За пределами круга замерли друзья воинов, дакота и черноногие. Каждая группа собралась на стороне того, кому желала победы. Однако Четансапа уже не вспоминал о курчавом товарище своих детских игр, а Горный Гром, вероятно, забыл о своих воинах и о тех женщинах и детях, которым служил единственной защитой в беде. Для обоих воинов, стоящих сейчас внутри круга, отныне перестало существовать все, кроме врага. Кто начнет поединок?
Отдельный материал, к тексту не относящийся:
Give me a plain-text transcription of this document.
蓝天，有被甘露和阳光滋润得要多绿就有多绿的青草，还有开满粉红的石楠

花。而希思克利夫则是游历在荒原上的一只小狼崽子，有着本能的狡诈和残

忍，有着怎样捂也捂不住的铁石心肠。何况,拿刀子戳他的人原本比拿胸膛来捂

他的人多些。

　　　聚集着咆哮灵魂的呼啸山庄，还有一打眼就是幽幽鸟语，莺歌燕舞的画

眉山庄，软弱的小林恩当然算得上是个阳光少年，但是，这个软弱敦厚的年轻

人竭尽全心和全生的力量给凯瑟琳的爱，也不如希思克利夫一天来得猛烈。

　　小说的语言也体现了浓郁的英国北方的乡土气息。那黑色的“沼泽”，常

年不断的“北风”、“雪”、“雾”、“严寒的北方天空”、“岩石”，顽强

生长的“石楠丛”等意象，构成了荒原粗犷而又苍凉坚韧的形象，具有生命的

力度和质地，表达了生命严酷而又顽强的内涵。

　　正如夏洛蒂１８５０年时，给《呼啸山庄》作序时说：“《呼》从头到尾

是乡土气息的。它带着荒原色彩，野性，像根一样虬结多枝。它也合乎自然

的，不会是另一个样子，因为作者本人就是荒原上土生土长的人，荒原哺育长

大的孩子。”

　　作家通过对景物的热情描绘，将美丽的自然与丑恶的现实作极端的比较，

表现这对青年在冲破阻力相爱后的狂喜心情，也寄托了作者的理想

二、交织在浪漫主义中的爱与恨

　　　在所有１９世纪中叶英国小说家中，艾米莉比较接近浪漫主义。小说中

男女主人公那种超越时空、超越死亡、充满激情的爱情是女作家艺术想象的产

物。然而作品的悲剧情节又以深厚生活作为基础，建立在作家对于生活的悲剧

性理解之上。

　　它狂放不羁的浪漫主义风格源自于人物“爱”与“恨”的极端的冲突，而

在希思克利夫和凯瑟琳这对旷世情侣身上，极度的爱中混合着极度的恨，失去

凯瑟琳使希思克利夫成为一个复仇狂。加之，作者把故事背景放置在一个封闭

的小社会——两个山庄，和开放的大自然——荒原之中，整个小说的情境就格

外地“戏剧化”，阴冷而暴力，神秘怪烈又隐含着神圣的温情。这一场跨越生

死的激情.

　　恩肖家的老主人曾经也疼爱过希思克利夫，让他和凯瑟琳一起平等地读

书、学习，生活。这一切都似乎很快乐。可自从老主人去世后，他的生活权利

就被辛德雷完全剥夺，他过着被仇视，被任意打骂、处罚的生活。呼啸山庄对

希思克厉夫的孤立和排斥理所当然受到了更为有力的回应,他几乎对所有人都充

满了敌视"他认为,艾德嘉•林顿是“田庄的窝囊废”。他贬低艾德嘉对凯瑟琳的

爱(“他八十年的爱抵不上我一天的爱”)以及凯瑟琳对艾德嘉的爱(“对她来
Метнет ли противник топор или попытается нанести удар? Вот что поглощало все их мысли.

Зловещую тишину не нарушал ни единый звук, сорвавшийся с человеческих уст. Только рокот и звонкий треск ломающихся льдин на уже невидимой реке оглашали поле боя.

Черноногий напал первым. Поставив на карту все, он метнул томагавк. Он предпочел не размахиваться широко, давая противнику время оценить способ нападения, а швырнул топорик, не поднимая руки. Тем не менее бросок оказался очень сильным, оружие стремительно, со свистом, пролетело разделявшее противников короткое расстояние, а целился Горный Гром в живот Четансапы. Времени ускользнуть у дакота почти не оставалось. Лезвие просвистевшего мимо томагавка сорвало клочок кожи с его левого бедра. С почти не ослабевшей силой топорик пролетел дальше и вонзился в землю только за пределами очерченного круга. Горный Гром совершил мастерский обманный бросок, но не добился успеха, а теперь утратил оружие.

«Хан х-х-х!» – вырвался у зрителей-черноногих горестный вздох.